The downturn in China’s real estate sector has exerted pressure on the economy beginning with the introduction of the “three red lines” policy in 2021 to curtail overborrowing by developers.
The policy imposed caps on various types of debt, resulting in defaults among some of China’s largest real estate companies.
In January, a Hong Kong court ordered the liquidation of real estate giant Evergrande Group after the developer failed to reach a restructuring deal with creditors over liabilities exceeding $300 billion. Additionally, at the end of February, a liquidation petition was launched against Country Garden, once China’s largest developer, for failing to repay a loan worth nearly $205 million.
For example, last month’s reduction in the five-year loan prime rate to 3.95 percent, from 4.2 percent was followed by authorities hinting at more monetary easing to support growth while managing risks.
In January, China introduced a “whitelist” mechanism, directing state banks to increase lending to residential projects. Additionally, several major cities, including Shanghai and Shenzhen, have relaxed purchase restrictions to attract homebuyers.
Meanwhile, China’s housing minister pledged reasonable support for distressed property developers, excluding those facing insolvency.

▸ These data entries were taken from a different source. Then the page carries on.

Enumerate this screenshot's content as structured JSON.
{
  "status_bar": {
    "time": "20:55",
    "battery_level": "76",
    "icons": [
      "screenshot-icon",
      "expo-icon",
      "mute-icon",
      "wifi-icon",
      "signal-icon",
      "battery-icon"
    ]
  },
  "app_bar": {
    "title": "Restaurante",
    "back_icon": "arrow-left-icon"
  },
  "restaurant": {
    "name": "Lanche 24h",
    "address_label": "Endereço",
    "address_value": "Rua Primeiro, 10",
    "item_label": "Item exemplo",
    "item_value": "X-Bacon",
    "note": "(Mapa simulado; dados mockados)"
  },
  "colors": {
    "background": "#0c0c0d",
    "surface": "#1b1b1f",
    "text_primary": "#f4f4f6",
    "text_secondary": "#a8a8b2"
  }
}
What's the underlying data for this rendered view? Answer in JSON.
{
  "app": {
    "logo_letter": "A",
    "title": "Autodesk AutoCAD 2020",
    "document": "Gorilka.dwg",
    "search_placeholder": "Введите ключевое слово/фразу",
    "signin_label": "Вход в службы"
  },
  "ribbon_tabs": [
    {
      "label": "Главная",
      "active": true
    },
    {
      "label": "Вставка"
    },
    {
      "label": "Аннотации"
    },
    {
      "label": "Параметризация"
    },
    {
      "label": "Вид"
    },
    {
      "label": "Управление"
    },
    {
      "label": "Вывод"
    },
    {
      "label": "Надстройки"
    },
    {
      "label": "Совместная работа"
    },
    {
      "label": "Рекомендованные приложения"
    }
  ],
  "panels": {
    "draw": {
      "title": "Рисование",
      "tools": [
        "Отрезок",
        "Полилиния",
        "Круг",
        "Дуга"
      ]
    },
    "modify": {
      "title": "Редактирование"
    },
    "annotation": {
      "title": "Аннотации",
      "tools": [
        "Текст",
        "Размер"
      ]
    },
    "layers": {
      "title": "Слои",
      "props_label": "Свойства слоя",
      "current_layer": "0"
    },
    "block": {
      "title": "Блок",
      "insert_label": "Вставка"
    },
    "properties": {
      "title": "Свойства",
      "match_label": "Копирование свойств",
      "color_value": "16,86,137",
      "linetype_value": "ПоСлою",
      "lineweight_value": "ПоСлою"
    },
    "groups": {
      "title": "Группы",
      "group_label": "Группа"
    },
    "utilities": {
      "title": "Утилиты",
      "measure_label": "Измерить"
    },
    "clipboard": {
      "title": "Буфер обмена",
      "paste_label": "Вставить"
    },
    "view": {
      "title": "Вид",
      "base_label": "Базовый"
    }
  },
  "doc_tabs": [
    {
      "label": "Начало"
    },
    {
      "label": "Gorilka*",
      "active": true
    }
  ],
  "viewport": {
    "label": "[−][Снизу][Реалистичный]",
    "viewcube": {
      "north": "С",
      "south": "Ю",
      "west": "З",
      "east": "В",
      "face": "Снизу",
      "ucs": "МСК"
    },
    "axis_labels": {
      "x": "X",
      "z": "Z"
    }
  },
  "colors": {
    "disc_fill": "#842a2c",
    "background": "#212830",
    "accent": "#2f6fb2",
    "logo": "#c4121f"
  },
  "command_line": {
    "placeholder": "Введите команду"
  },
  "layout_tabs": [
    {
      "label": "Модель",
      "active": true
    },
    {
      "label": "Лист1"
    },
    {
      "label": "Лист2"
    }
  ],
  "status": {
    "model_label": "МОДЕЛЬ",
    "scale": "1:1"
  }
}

‘Negative Tone’ at Two Sessions
Still, analysts believe that China’s leadership is indifferent about the property sector’s two-and-a-half-year downturn.“We view the tone on the property sector set at the Two Sessions as negative. It seems to us that the central government is still not too concerned about the property sector’s downward spiral. We thus expect the sector’s fundamentals to remain under pressure amid limited potential policy support,” the Nomura note said.
According to Nomura, while the primary message from the Two Sessions remains the government’s commitment to its long-time policy that housing is not for speculation, the absence of more ambitious stimulus for the sector at the end of the meeting has dampened market sentiments.
That aside, given the ongoing slowdown in primary house sales, property developers’ cash flows will continue to face substantial strain, suggesting that the sector’s fundamentals will remain under pressure despite limited potential government assistance.
A turnaround of the property sector ultimately hinges on whether home sales can stabilize, Nomura said.
“With the limited policy support from the central government—judging from the tone set at the Two Sessions’, we believe achieving stabilized property sales could take a prolonged period of time,” the global research firm concluded.